Notebook systems have grown in popularity due to their increasing performance and portability. Many systems are even now being marketed as replacements for desktop systems, but few can perform at the same level as a desktop system particularly when it comes to graphics. This guide will help you to look at some of the key items you want to look at before you purchase your next PC notebook system.

Size and Weight
Obviously the size and weight of a notebook is important. Ultraportables offer light weight and sizes, but sacrifice items such as optical drives. Desktop replacements have equivalent power to desktop systems, but they are heavy and bulky making them difficult to carry around. When shopping for a laptop, make sure to pick up the systems and verify its something you are willing to carry. Don't forget to also consider the weight of accessories such as AC adapter when carrying around the notebook.

Processors (CPU)
Notebook processors still lag behind desktop CPUs but they make up for that with their energy efficiency. To determine the right CPU to get, look at the purpose of the system. If it is meant to be a mobile web browser, email, word processing or even DVD player, any CPU above 1GHz should be sufficient. A desktop replacement should have a high-end processor rated at least 1.6GHz or higher for mobile specific processors or 2.8GHz for desktop processors.

Memory (RAM)
Laptop computers are generally more restricted in the amount of memory they can have compared to desktop systems. When looking at computers you want to make sure to check out the maximum memory the system can handle as well as the amount that is installed in the computer. It's also useful to find out if a memory upgrade can be done yourself or if it has to be done by a technician.

Displays
When purchasing a notebook, look at the native resolution of the screen as the size. A large size screen is generally preferred but some large screens have such high resolutions that it can make standard fonts unbearably hard to read. The size of the screen also impacts the size of the laptop. Newer systems with 17" screens tend to be very large and more difficult to carry.

Drives
Hard drive size is straight forward in laptops, but the choice of optical drives is important. One of the great abilities of laptops now is their ability to turn into portable DVD players.
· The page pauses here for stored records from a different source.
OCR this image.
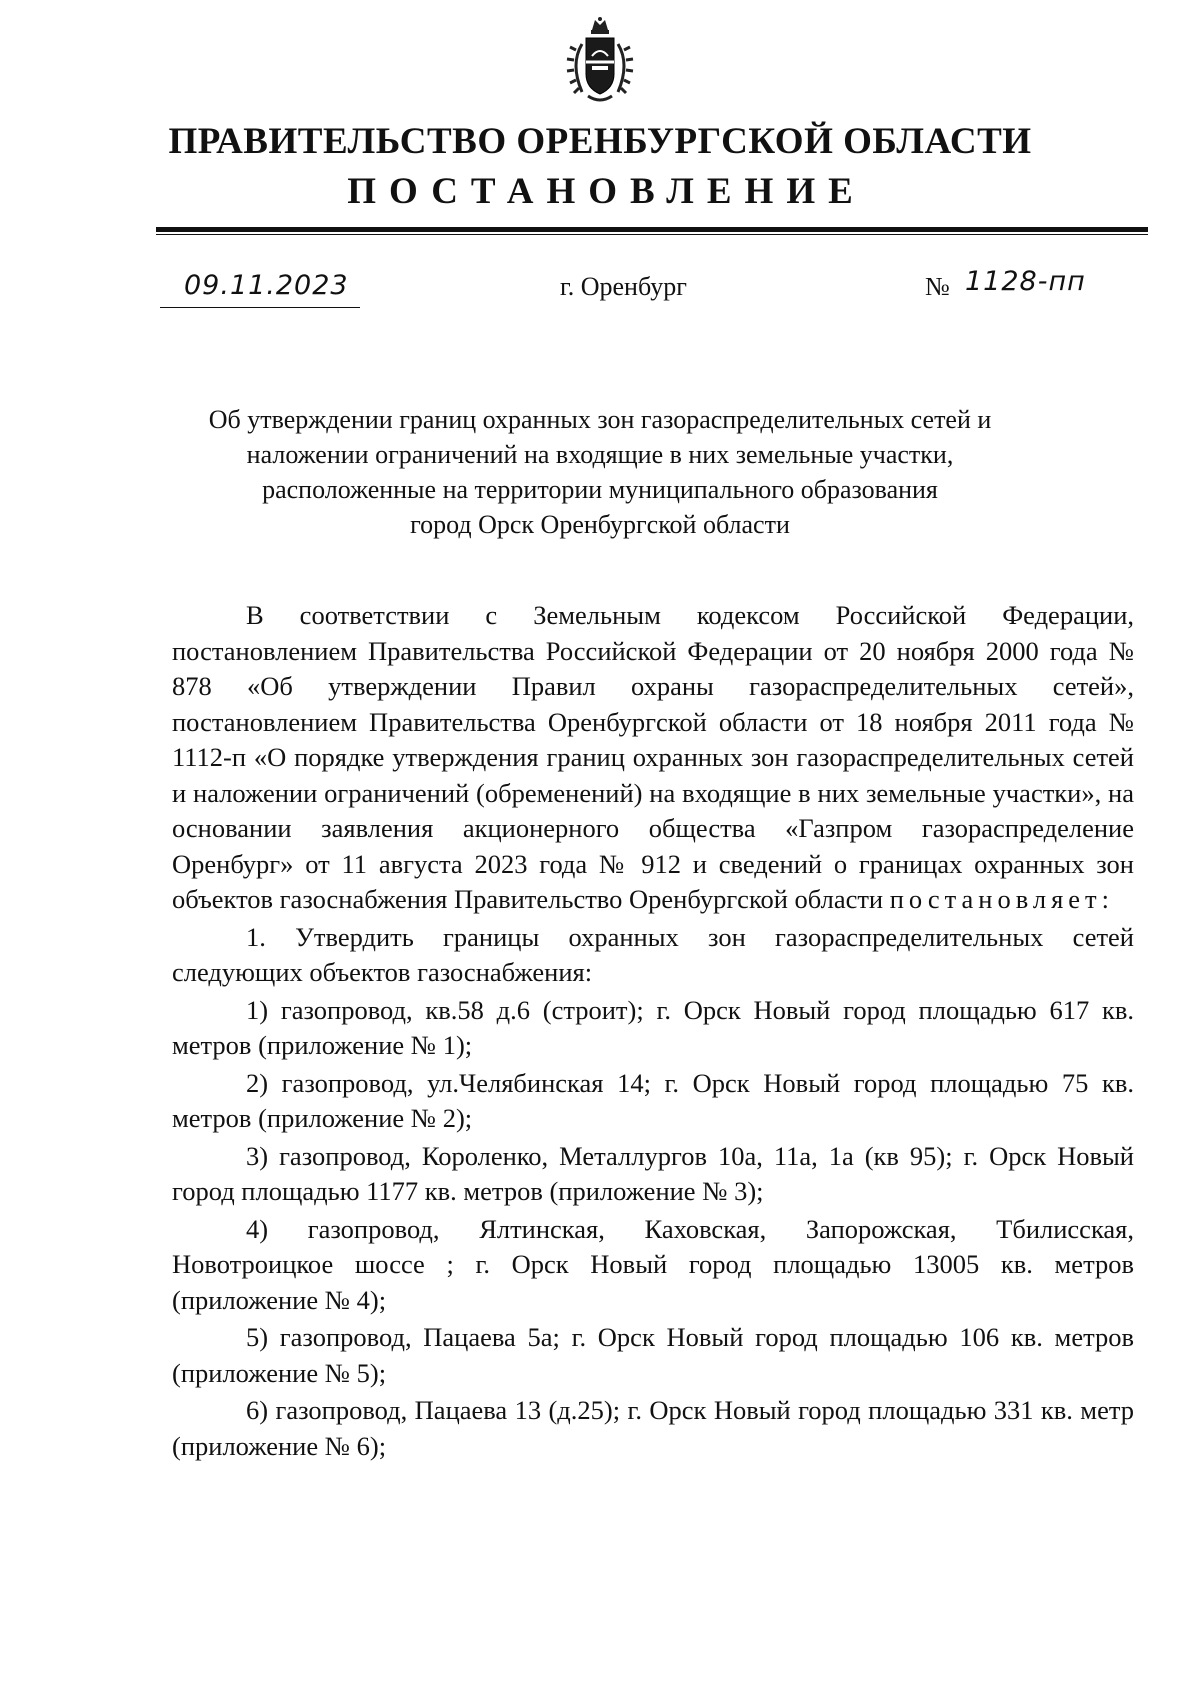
ПРАВИТЕЛЬСТВО ОРЕНБУРГСКОЙ ОБЛАСТИ
ПОСТАНОВЛЕНИЕ
09.11.2023	г. Оренбург	№ 1128-пп
Об утверждении границ охранных зон газораспределительных сетей и
наложении ограничений на входящие в них земельные участки,
расположенные на территории муниципального образования
город Орск Оренбургской области

В соответствии с Земельным кодексом Российской Федерации, постановлением Правительства Российской Федерации от 20 ноября 2000 года № 878 «Об утверждении Правил охраны газораспределительных сетей», постановлением Правительства Оренбургской области от 18 ноября 2011 года № 1112-п «О порядке утверждения границ охранных зон газораспределительных сетей и наложении ограничений (обременений) на входящие в них земельные участки», на основании заявления акционерного общества «Газпром газораспределение Оренбург» от 11 августа 2023 года № 912 и сведений о границах охранных зон объектов газоснабжения Правительство Оренбургской области постановляет:

1. Утвердить границы охранных зон газораспределительных сетей следующих объектов газоснабжения:

1) газопровод, кв.58 д.6 (строит); г. Орск Новый город площадью 617 кв. метров (приложение № 1);

2) газопровод, ул.Челябинская 14; г. Орск Новый город площадью 75 кв. метров (приложение № 2);

3) газопровод, Короленко, Металлургов 10а, 11а, 1а (кв 95); г. Орск Новый город площадью 1177 кв. метров (приложение № 3);

4) газопровод, Ялтинская, Каховская, Запорожская, Тбилисская, Новотроицкое шоссе ; г. Орск Новый город площадью 13005 кв. метров (приложение № 4);

5) газопровод, Пацаева 5а; г. Орск Новый город площадью 106 кв. метров (приложение № 5);

6) газопровод, Пацаева 13 (д.25); г. Орск Новый город площадью 331 кв. метр (приложение № 6);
With a DVD-ROM or CD-RW/DVD combo drive, one can watch DVD movies through the computer or even plug it into a home theater system. Many ultraportable laptops often lack an internal optical drive to save on space.

Networking
The ability to connect to the net is integral to most laptops today. Look for systems that include a built in 56Kbps modem and Fast Ethernet. This allows one to get logged in for most situations. If you want ultimate portability, look at getting a laptop computer with an integrated 802.11b/g wireless adapter. More and more locations are available with wireless hotspots for connectivity.

Battery Life
How good is a portable computer going to be if you are only able to get 30 minutes of computing time on a single charge? Try to find the manufacturer’s listed battery life for the standard battery. Look to get a system with at least 2 hours of battery life under normal conditions. If you need extended time unplugged, look for laptops with media bays that can double as extra battery slots.

Warranty Plans
Laptops take a lot of abuse and are more prone to breakdowns due to their portability. When buying a system, make sure to get at least a 1 year warranty from the manufacturer. If you will be using the system heavily, a system that comes with a 3 year warranty might be a better choice but it will cost more. Third party extended plans are not a good choice unless service is done through the manufacturer.